İçinde olduğumuz günlerin değerini çok da iyi bilemiyoruz aslında. Birkaç hafta önce başlayan NBA sezonu tarihte bir kez olacak bir şeye tanıklık edecek. Basketbolun gerek marka değeri olarak gerekse de saha içinde elde ettiği başarılar olarak en büyük isimlerinden biri Kobe Bryant’ı son kez izliyoruz bu sezon. Bundan önce birden fazla yazımı okumuş herhangi birinin bilebileceği gibi Celtics taraftarıyım. Fakat takımımın en büyük rakibi olarak görülen Lakers’ın tanık olduğum son 20 senesine damgasını vuran Kobe Bryant’a hayran olmamak elde değil.
Jordan mı Kobe mi LeBron mu Magic mi tartışmalarını tamamen bir kenara bırakmak istiyorum. Belki en büyük Jordan ve hep öyle kalacak. Belki Kobe yanına yaklaşılamayacak bir isim. Belki de tüm zamanların en iyisi denilecek isimi henüz izlemedik bile. Tüm bunlar bu isimlerin gerçekten ne kadar büyük olduklarını görmemizi engelliyor. Şahsen Kobe Bryant herhangi bir tartışmanın adının büyüklüğünü gölgeleyemeyeceği kadar değerli. Forma satış miktarlarında Çin’de, ülkesinin Milli kahraman seviyesinde sevilen Yao Ming’in bile önünde olan bir isim o. Kariyerindeki şampiyonluklar, rekorlar, ödüller bir yana bize yüzlerce unutulmaz an yaşatan biri. Kobe Bryant, “Clutch” kelimesinin vücut bulmuş hali.

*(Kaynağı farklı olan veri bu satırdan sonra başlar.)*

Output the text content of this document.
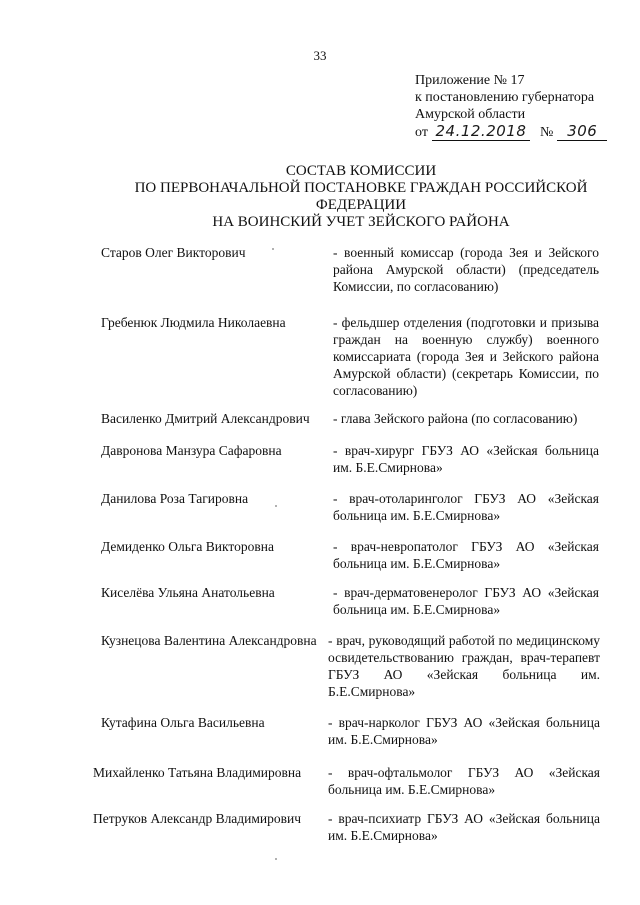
33
Приложение № 17
к постановлению губернатора
Амурской области
от 24.12.2018 № 306
СОСТАВ КОМИССИИ
ПО ПЕРВОНАЧАЛЬНОЙ ПОСТАНОВКЕ ГРАЖДАН РОССИЙСКОЙ ФЕДЕРАЦИИ
НА ВОИНСКИЙ УЧЕТ ЗЕЙСКОГО РАЙОНА
Старов Олег Викторович	- военный комиссар (города Зея и Зейского района Амурской области) (председатель Комиссии, по согласованию)
Гребенюк Людмила Николаевна	- фельдшер отделения (подготовки и призыва граждан на военную службу) военного комиссариата (города Зея и Зейского района Амурской области) (секретарь Комиссии, по согласованию)
Василенко Дмитрий Александрович - глава Зейского района (по согласованию)
Давронова Манзура Сафаровна	- врач-хирург ГБУЗ АО «Зейская больница им. Б.Е.Смирнова»
Данилова Роза Тагировна	- врач-отоларинголог ГБУЗ АО «Зейская больница им. Б.Е.Смирнова»
Демиденко Ольга Викторовна	- врач-невропатолог ГБУЗ АО «Зейская больница им. Б.Е.Смирнова»
Киселёва Ульяна Анатольевна	- врач-дерматовенеролог ГБУЗ АО «Зейская больница им. Б.Е.Смирнова»
Кузнецова Валентина Александровна - врач, руководящий работой по медицинскому освидетельствованию граждан, врач-терапевт ГБУЗ АО «Зейская больница им. Б.Е.Смирнова»
Кутафина Ольга Васильевна	- врач-нарколог ГБУЗ АО «Зейская больница им. Б.Е.Смирнова»
Михайленко Татьяна Владимировна - врач-офтальмолог ГБУЗ АО «Зейская больница им. Б.Е.Смирнова»
Петруков Александр Владимирович - врач-психиатр ГБУЗ АО «Зейская больница им. Б.Е.Смирнова»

Baskı da daha da büyüyen, en can yakan topları bile antrenman şutu sakinliğinde kullanan bir oyuncu.
Kara Mamba, 19 yıllık NBA kariyerinde hep kazanmak için oynadı. Kırık parmaklara, sakat dizlere rağmen her gün parkeye galibiyet için adım attı. Bu onu bazıları için idol yaparken bazılarının da ondan nefret etmesine sebep oldu. Gerek saha içi gerek saha dışı hareketleriyle her zaman ön planda oldu ve aradan geçen 19 yıldan sonra sadece basketbol özelinde değil tüm spor dünyasında en önemli marka değerine sahip sporculardan biri konumunu aldı.
Saydığım noktalar aslında Bryant’ı anlamak için bakılması gereken son noktalar. Kobe Bryant hayatı top ve çember ile geçmiş biri. Basketbol onun için her zaman en önemli şey oldu ve aslında sadece basketbolu çok sevdi Kobe Bryant daha fazlası değil. Artık pas vermemesiyle ilgili alay konusu olduğu, bir zamanlar çok normal gösterdiği imkansız rakamlardan çok uzak, en büyük sevdasından ayrılmak üzere kanının renkleri olduğunu söylediği sarı-mor formayı son kez sırtına geçirdiği bu sezonda da İtalya’da sokak potalarında babasını örnek alarak basketbol oynayan o çocuk kadar aşık oyuna Kobe. İlk günkü kadar hırslı ve kazanmaya aç ama mutlak galibiyet günlerinden artık çok uzakta olduğunun farkında. Bu sefer dünyada ona en çok keyif veren şeyi son kez bu seviyede yapmak ve ait olduğu için takım için son kurşununu sıkmak için sahada Kobe Bryant.
“İyi” kelimesi Kobe Bryant’ı anlatmak için çok kısa bir kelime. “En iyi” ise onu anlamsız bir mücadeleye sokan klişe bir zorlama. Kariyerinin 20. yılında da yapmamız gereken kendi gözlerimize bile inanamamamızı sağlayan bu adamı hayranlıkla izlemek olmalı.
ORHAN
Merhaba Sena, telefon değişikliği ve internet adreslerimin gitmesi ve birazda Furkan’ın anlaşmalarıyla ilgili yoğunluklarda eklenince epeydir yazılarını takip edememiştim. Gerçi şimdi tamamını okuma şansı buldum. Kobe Bryant’ı rakip takımın bir oyuncusu olmasına rağmen güzel anlatmışsın. Artık belirli bir süre sonra kendisini meşhur eden, idol yapan bu spora kendisi gibi kaliteli ve yetenekli gençleri yetiştirmek için çaba sarfeder ya bir takımda koçluk yapar. Senacığım yazılarının hepsi çok güzel. Derslerinin çok yoğun ve yorucu olduğunu bildiğim için şu an belki zaman ayıramıyabilirsin diye düşünüyorum ama yakın bir gelecekte ulusal gazetelerin köşe yazılarında görürüm seni inş. (Hernekadar bizde futbol ön planda olmasada). Tekrar tebrik ediyorum, yolun açık olsun, her şey gönlünce olsun.